I always start out the year strong. The little containers all actually have lids, the new lunch boxes don’t smell, and the kids are delighted to line up and make their choices. One “protein.” One treat. One fruit. One drink. One more protein or fruit if you’re bigger, or if your school requires that we send a snack, too, not just a lunch, because that’s not enough, that we are already sending lunch! (Can you tell that my teeth are already clenching just thinking about this?)
Except for two weeks of day camp (which I cursed nightly) my summer has been blissfully free of lunchmaking. I don’t make picnics, I throw picnic materials in a bag that we put together when we get hungry, and at home lunches allow me to skip all the packaging and whatnot. But now, with September closer than anyone wants to think, the lunches are looming over me once again.

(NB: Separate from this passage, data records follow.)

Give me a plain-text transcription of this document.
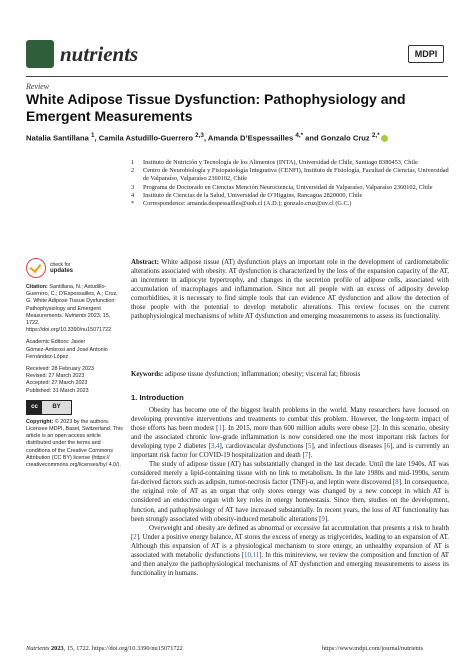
nutrients	MDPI
Review
White Adipose Tissue Dysfunction: Pathophysiology and Emergent Measurements
Natalia Santillana $^1$, Camila Astudillo-Guerrero $^{2,3}$, Amanda D’Espessailles $^{4,*}$ and Gonzalo Cruz $^{2,*}$
1	Instituto de Nutrición y Tecnología de los Alimentos (INTA), Universidad de Chile, Santiago 8380453, Chile
2	Centro de Neurobiología y Fisiopatología Integrativa (CENFI), Instituto de Fisiología, Facultad de Ciencias, Universidad de Valparaíso, Valparaíso 2360102, Chile
3	Programa de Doctorado en Ciencias Mención Neurociencia, Universidad de Valparaíso, Valparaíso 2360102, Chile
4	Instituto de Ciencias de la Salud, Universidad de O’Higgins, Rancagua 2820000, Chile
*	Correspondence: amanda.despessailles@uoh.cl (A.D.); gonzalo.cruz@uv.cl (G.C.)
Abstract: White adipose tissue (AT) dysfunction plays an important role in the development of cardiometabolic alterations associated with obesity. AT dysfunction is characterized by the loss of the expansion capacity of the AT, an increment in adipocyte hypertrophy, and changes in the secretion profile of adipose cells, associated with accumulation of macrophages and inflammation. Since not all people with an excess of adiposity develop comorbidities, it is necessary to find simple tools that can evidence AT dysfunction and allow the detection of those people with the potential to develop metabolic alterations. This review focuses on the current pathophysiological mechanisms of white AT dysfunction and emerging measurements to assess its functionality.
Keywords: adipose tissue dysfunction; inflammation; obesity; visceral fat; fibrosis
check for
updates
Citation: Santillana, N.; Astudillo-Guerrero, C.; D’Espessailles, A.; Cruz, G. White Adipose Tissue Dysfunction: Pathophysiology and Emergent Measurements. Nutrients 2023, 15, 1722. https://doi.org/10.3390/nu15071722
Academic Editors: Javier
Gómez-Ambrosi and José Antonio Fernández-López
Received: 28 February 2023
Revised: 27 March 2023
Accepted: 27 March 2023
Published: 31 March 2023
cc	BY
Copyright: © 2023 by the authors. Licensee MDPI, Basel, Switzerland. This article is an open access article distributed under the terms and conditions of the Creative Commons Attribution (CC BY) license (https:// creativecommons.org/licenses/by/ 4.0/).
1. Introduction

Obesity has become one of the biggest health problems in the world. Many researchers have focused on developing preventive interventions and treatments to combat this problem. However, the long-term impact of those efforts has been modest [1]. In 2015, more than 600 million adults were obese [2]. In this scenario, obesity and the associated chronic low-grade inflammation is now considered one the most important risk factors for developing type 2 diabetes [3,4], cardiovascular dysfunctions [5], and infectious diseases [6], and is currently an important risk factor for COVID-19 hospitalization and death [7].

The study of adipose tissue (AT) has substantially changed in the last decade. Until the late 1940s, AT was considered merely a lipid-containing tissue with no link to metabolism. In the late 1980s and mid-1990s, serum fat-derived factors such as adipsin, tumor-necrosis factor (TNF)-α, and leptin were discovered [8]. In consequence, the original role of AT as an organ that only stores energy was changed by a new concept in which AT is considered an endocrine organ with key roles in energy homeostasis. Since then, studies on the development, function, and pathophysiology of AT have increased substantially. In recent years, the loss of AT functionality has been strongly associated with obesity-induced metabolic alterations [9].

Overweight and obesity are defined as abnormal or excessive fat accumulation that presents a risk to health [2]. Under a positive energy balance, AT stores the excess of energy as triglycerides, leading to an expansion of AT. Although this expansion of AT is a physiological mechanism to store energy, an unhealthy expansion of AT is associated with metabolic dysfunctions [10,11]. In this minireview, we review the composition and function of AT and then analyze the pathophysiological mechanisms of AT dysfunction and emerging measurements to assess its functionality in humans.

Nutrients 2023, 15, 1722. https://doi.org/10.3390/nu15071722	https://www.mdpi.com/journal/nutrients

Should I order new tiny little clever lunch making containers that won’t fit in my drawers? Should I print their lunch options on color-coded cards so that they can choose and pack their own (knowing that I will still be slicing the fruit and measuring the treats and inevitably looking at the chosen card and saying “oh, sorry, we don’t have any whatnot today”)? Should I just get over it, just suck it up? Should I break down and weep at the idea of the 720 lunches I’ll be putting together before June? (No school lunch in our town. Some days, there’s a pizza option, but I’ll still be socking snack, drink and fruit into that bag.)
September, more than January, is for me a time of fresh starts. I’ll figure out a way to help the kids pack their own reasonable lunches this year. I’ll teach them to slice apples. I’ll find a way to make the containers fit in the drawer, keep their lids and be ready for each kid each night. I’ll take a deep breath and turn over the mayonnaise and sandwich bread and clean up the results. Maybe this will be the year this gets better, and I’ll be able to focus on my second most loathed parenting task: carpool scheduling.
Or maybe I’ll pay my fourth grader to just pack them all.